Ruthie goes for the donuts

In my comics feed today, a One Big Happy originally from 1/6/03 (20 years ago, and that turns out to be important) in which Ruthie eggcorns the weatherman’s technical term windchill (factor) to Winchell’s (the name of a chain donut shop), which is more familiar to her — but not perhaps to most readers of the strip, even in 2003, when there were a lot more Winchell’s shops around than there are now. But the strip:


(#1) windchill / wind-chill / wind chill is a N + N compound meaning roughly ‘chill caused by wind’, but is in fact a technical term in metereology (and its connection to chill and wind might not be clear to someone who in passing hears tv reports mentioning the factor)

Especially the connection to wind, since pronunciations of wind chill in ordinary connected speech lack a [d].

The term. NOAD supplies not a brief definition, but a short technical essay on the term:

noun windchill (also windchill factor or chill factor): a quantity expressing the effective lowering of the air temperature caused by the wind, especially as affecting the rate of heat loss from an object or human body or as perceived by an exposed person.

Calculations of the windchill factor from the Britannica site:


(#2) Calculation of the windchill factor from temperature and wind speed, plus information about frostbite danger

Ruthie is 6 years old, and can be expected only to know that windchill is about coldness; she might or might not make the connection to the noun chill related to chilly (an adjective she probably is familiar with), but she’s surely not prepared to deal with something like #2. And since what she hears is something like wínchìll, she has no reason to think that wind is somehow involved.

That’s wínchìll with [čɪl], which can be homophonous with the name Winchell — whose second syllable varies in pronunciation from [čɪl] to [čǝl] to [čḷ] (with syllabic [l]), depending on speaker and context. And while Ruthie has only a glancing acquaintance with windchills, she is clearly a great fan of Winchell’s, the donut people.

Winchell’s Donut Shops. At this point, this morning, I was baffled by the donut reference, because to the best of my memory I’d never hear of Winchell’s donuts before. But yes, they’re a thing. From Wikipedia:

Winchell’s Donuts House is an international doughnut company and coffeehouse chain founded by Verne Winchell on October 8, 1948, in Temple City, California [in Los Angeles County, northeast of downown LA, in the San Gabriel Valley]. Currently, there are over 170 stores in 6 western states, as well as Guam, Saipan, and Saudi Arabia. … It is headquartered in the City of Industry, California [also in the San Gabriel Valley].
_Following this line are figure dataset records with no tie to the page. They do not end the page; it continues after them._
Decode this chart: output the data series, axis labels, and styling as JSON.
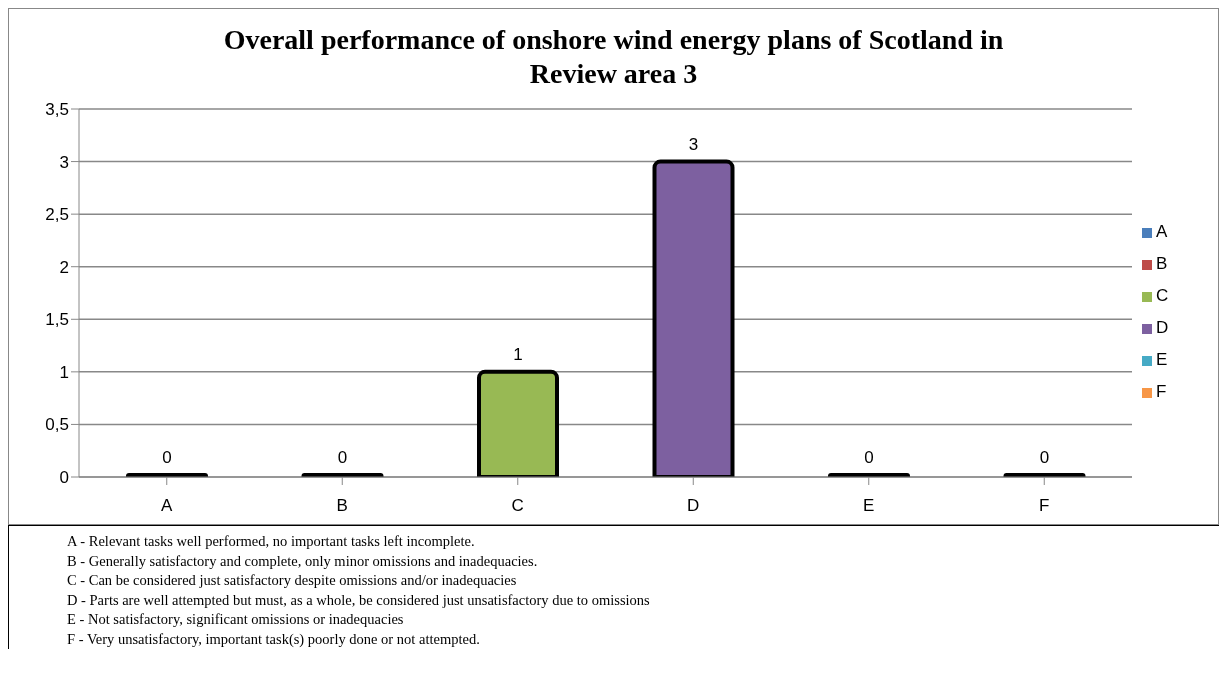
{
  "chart_data": {
    "type": "bar",
    "title": "Overall performance of onshore wind energy plans of Scotland in Review area 3",
    "categories": [
      "A",
      "B",
      "C",
      "D",
      "E",
      "F"
    ],
    "stacked": true,
    "series": [
      {
        "name": "A",
        "color": "#4a7ebb",
        "values": [
          0,
          null,
          null,
          null,
          null,
          null
        ]
      },
      {
        "name": "B",
        "color": "#be4b48",
        "values": [
          null,
          0,
          null,
          null,
          null,
          null
        ]
      },
      {
        "name": "C",
        "color": "#98b954",
        "values": [
          null,
          null,
          1,
          null,
          null,
          null
        ]
      },
      {
        "name": "D",
        "color": "#7d60a0",
        "values": [
          null,
          null,
          null,
          3,
          null,
          null
        ]
      },
      {
        "name": "E",
        "color": "#46aac5",
        "values": [
          null,
          null,
          null,
          null,
          0,
          null
        ]
      },
      {
        "name": "F",
        "color": "#f79646",
        "values": [
          null,
          null,
          null,
          null,
          null,
          0
        ]
      }
    ],
    "ylim": [
      0,
      3.5
    ],
    "yticks": [
      0,
      {
        "value": 0.5,
        "label": "0,5"
      },
      1,
      {
        "value": 1.5,
        "label": "1,5"
      },
      2,
      {
        "value": 2.5,
        "label": "2,5"
      },
      3,
      {
        "value": 3.5,
        "label": "3,5"
      }
    ],
    "grid": "y",
    "legend": "right",
    "data_labels": true,
    "annotations": [
      "A -  Relevant tasks well performed, no important tasks left incomplete.",
      "B -  Generally satisfactory and complete, only minor omissions and inadequacies.",
      "C -  Can be considered just satisfactory despite omissions and/or inadequacies",
      "D -  Parts are well attempted but must, as a whole, be considered just unsatisfactory due to omissions",
      "E -  Not satisfactory, significant omissions or inadequacies",
      "F -  Very unsatisfactory, important task(s) poorly done or not attempted."
    ]
  }
}
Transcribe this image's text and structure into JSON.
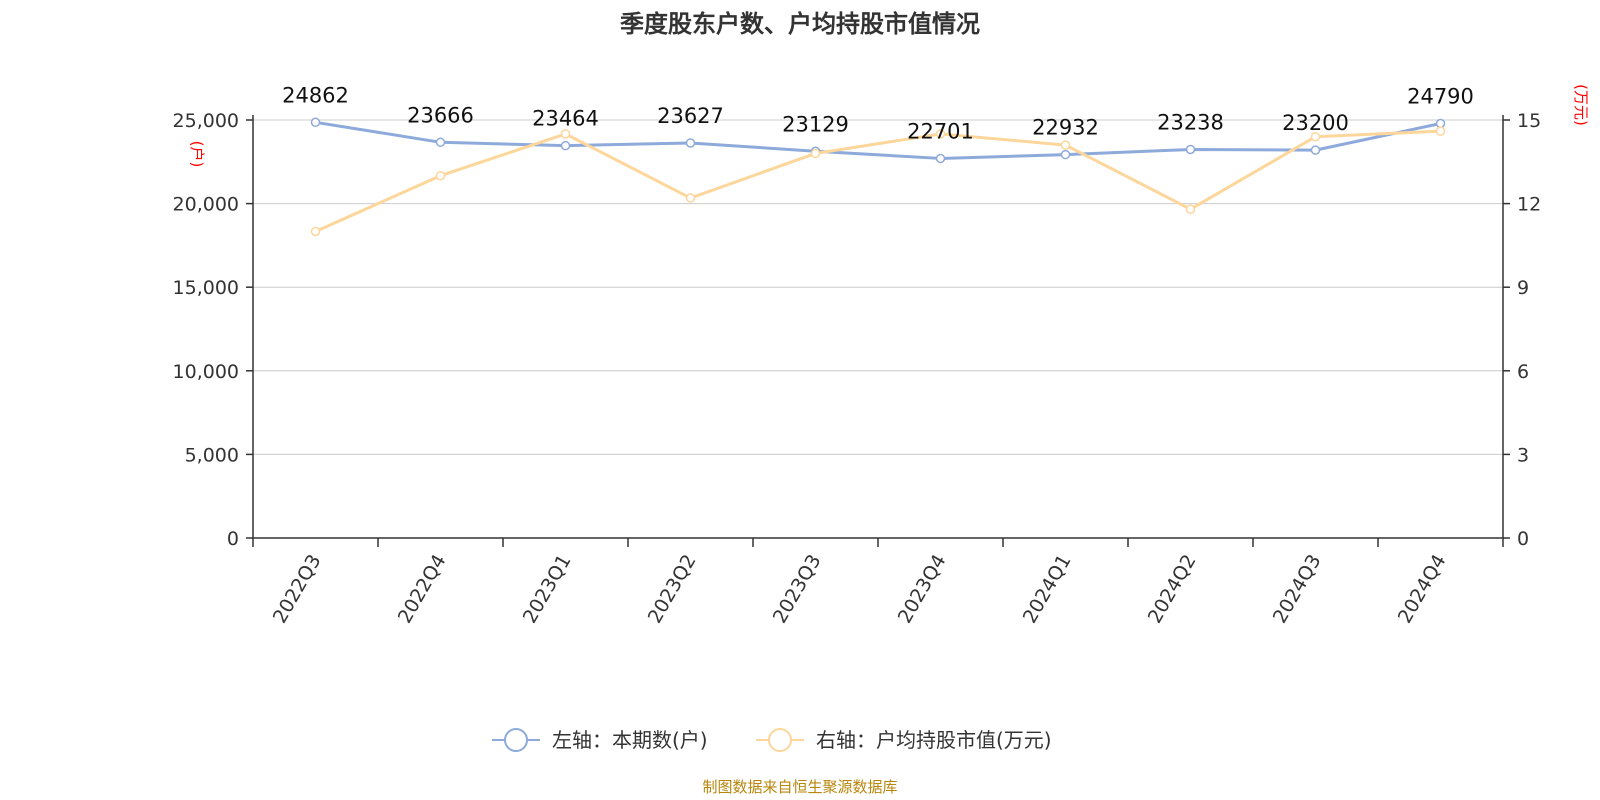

The chain’s slogan is “Home of the Warm ‘n Fresh Donut,” and it claims to be the West Coast’s largest doughnut chain. It also offers its customers a 14-doughnut dozen, as opposed to the standard baker’s dozen of 13.

It’s mostly a California thing, and mostly a SoCal thing. A typical store:


(#3) The Winchell’s in Garden Grove CA (in northern Orange County, adjacent to Anaheim and Santa Ana and very close to southern Los Angeles)

And a selection of the donuts available there:

(#4)

Hard times. Since the OBH strip first appeared, in 2003, the Winchell’s chain has been contracting considerably, with shops closed, taken over by other fast-food chains, or by other donut shops, and the company as a whole has passed to other ownership.

It appears that at the moment the closest Winchell’s to me are at three locations in Salinas CA, well south of here (though still in NorCal). There once was one in Redwood City (on El Camino Real), one in San Francisco (at Kearney St and Columbus Ave), and one in San Jose (in the Hacienda Gardens Shopping Center), but they are no more.

So Winchell’s was a fairly local thing even back then. I suspect there were no Winchell’s close to me when I lived in Pennsylvania, New Jersey, Massachusetts, Illinois, or Ohio, so the OBH strip would have required a little research for me to appreciate it fully. When I got to California, there was one just a few miles away from me, but I was unaware of it. But then I’m not a big donut person, except sometimes on Fasnacht Day (which was two days ago, but I let it pass without donuts or pancakes, settling instead for a fine overstuffed beef brisket sandwich, with potato chips on the side; one makes do).

2 Responses to “Ruthie goes for the donuts”

  1. Robert Coren Says:

    Well, that would explain why I have never heard of Winchell’s donut shops. When I hear the name “Winchell” I think of the columnist Walter Winchell, not directly but by a rather idiosyncratic path that includes his contemporary Walter Lippmann: In Robert Heinlein’s 1961 novel Stranger in a Strange Land, set in a not-too-distant future (from that time), certain types of newspaper columnist are known as “winchells” and “lippmanns”, the latter being considered a slightly higher register than the former (as was apparently the case for their namesakes) . I am just old enough to have heard of these guys, without having had much occasion to read either of them.